Nie zawiodły mnie, mimo iż
niemal całe dwa dni szedłem albo po błocie, albo po mokrych trawach. Mając
takie buty na nogach i kałuże przed sobą, czasami odzywa się we mnie dzieciak
udający, że nie słyszy matki zakazującej chodzenia po wodzie. Tak, bywa, że
chodzę po kałużach i sprawia mi to przyjemność.
Oglądałem mapę próbując
ustalić trasę, a czynność ta potrafi się znacznie przedłużać nie tylko z powodu
praktycznej niemożliwości wyboru trasy nieznanej w tych górach.

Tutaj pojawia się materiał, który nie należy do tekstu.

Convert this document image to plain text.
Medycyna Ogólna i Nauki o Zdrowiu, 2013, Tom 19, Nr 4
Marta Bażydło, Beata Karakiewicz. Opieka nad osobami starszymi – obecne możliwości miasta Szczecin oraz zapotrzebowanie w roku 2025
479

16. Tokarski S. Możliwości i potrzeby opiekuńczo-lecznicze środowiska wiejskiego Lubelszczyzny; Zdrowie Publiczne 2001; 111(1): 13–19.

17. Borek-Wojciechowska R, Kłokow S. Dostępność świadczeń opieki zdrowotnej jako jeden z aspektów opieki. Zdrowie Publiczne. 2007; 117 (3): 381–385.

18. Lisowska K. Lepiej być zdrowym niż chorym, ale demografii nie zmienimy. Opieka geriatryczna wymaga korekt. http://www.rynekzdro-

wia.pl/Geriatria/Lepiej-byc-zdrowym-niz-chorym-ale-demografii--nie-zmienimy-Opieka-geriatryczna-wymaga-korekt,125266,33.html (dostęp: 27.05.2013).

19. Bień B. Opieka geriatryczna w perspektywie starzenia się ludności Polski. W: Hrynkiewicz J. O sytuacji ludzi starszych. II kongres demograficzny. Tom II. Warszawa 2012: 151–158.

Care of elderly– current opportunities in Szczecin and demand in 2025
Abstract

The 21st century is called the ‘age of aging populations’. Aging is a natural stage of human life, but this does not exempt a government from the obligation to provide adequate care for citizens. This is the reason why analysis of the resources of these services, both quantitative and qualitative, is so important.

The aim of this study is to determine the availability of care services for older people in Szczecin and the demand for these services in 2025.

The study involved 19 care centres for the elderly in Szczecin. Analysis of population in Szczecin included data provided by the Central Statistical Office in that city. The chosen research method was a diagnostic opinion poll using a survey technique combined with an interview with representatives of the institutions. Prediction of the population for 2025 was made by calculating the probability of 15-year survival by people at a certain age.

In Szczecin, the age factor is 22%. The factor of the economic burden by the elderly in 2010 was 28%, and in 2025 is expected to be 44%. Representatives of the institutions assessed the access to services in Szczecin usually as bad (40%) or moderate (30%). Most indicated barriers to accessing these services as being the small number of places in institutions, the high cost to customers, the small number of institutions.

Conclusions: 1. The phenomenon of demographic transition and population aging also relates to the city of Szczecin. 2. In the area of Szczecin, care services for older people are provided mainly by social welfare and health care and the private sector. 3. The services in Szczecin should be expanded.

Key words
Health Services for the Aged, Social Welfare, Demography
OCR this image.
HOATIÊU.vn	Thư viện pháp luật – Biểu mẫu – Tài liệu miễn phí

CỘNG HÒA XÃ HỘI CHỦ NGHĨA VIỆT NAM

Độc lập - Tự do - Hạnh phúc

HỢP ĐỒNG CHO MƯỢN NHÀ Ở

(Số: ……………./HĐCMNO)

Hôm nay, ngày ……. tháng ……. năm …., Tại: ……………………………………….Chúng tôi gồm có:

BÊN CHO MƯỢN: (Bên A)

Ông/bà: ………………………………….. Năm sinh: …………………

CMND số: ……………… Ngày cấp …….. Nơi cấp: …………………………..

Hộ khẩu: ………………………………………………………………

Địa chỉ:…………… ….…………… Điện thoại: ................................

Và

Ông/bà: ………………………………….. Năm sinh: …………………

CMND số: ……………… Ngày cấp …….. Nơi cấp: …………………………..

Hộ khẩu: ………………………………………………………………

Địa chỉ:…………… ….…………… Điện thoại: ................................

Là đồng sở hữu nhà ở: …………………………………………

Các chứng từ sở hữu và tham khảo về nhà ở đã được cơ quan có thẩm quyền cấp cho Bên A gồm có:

Niemal każde
miejsce które zobaczę na mapie budzi wspomnienia, a z nimi chęć odwiedzenia
tych miejsc; w rezultacie skaczę wzrokiem z miejsca na miejsce nie mogąc się
zdecydować. W sobotę pomogła mi Gackowa, góra, którą poznałem dopiero rok temu.
Wspomniałem urok jej zboczy, wielkiego buka pod szczytem, drogę pnącą się
skrajem lasu, i może pobiegłbym dalej za wzrokiem, gdyby nie wspomnienie pewnej
opuszczonej drogi na zboczu Uliny. Te dwa miejsca połączyły się nitką trasy,
którą później uzupełniłem Trzmielową Doliną.
Prognozy nie były
zachęcające, zapowiadano ochłodzenie, silne wiatry i deszcze, ale nie myślałem
o rezygnacji nie tylko z powodu tęsknoty, ale i pamięci innych wyjazdów w
podobnych warunkach, z których żadnego nie żałowałem. Aura była lepsza od
spodziewanej. Niewielki deszcz padał tylko w sobotnie popołudnie, w niedzielę
przez kilka godzin świeciło słońce, a wiatr był umiarkowany.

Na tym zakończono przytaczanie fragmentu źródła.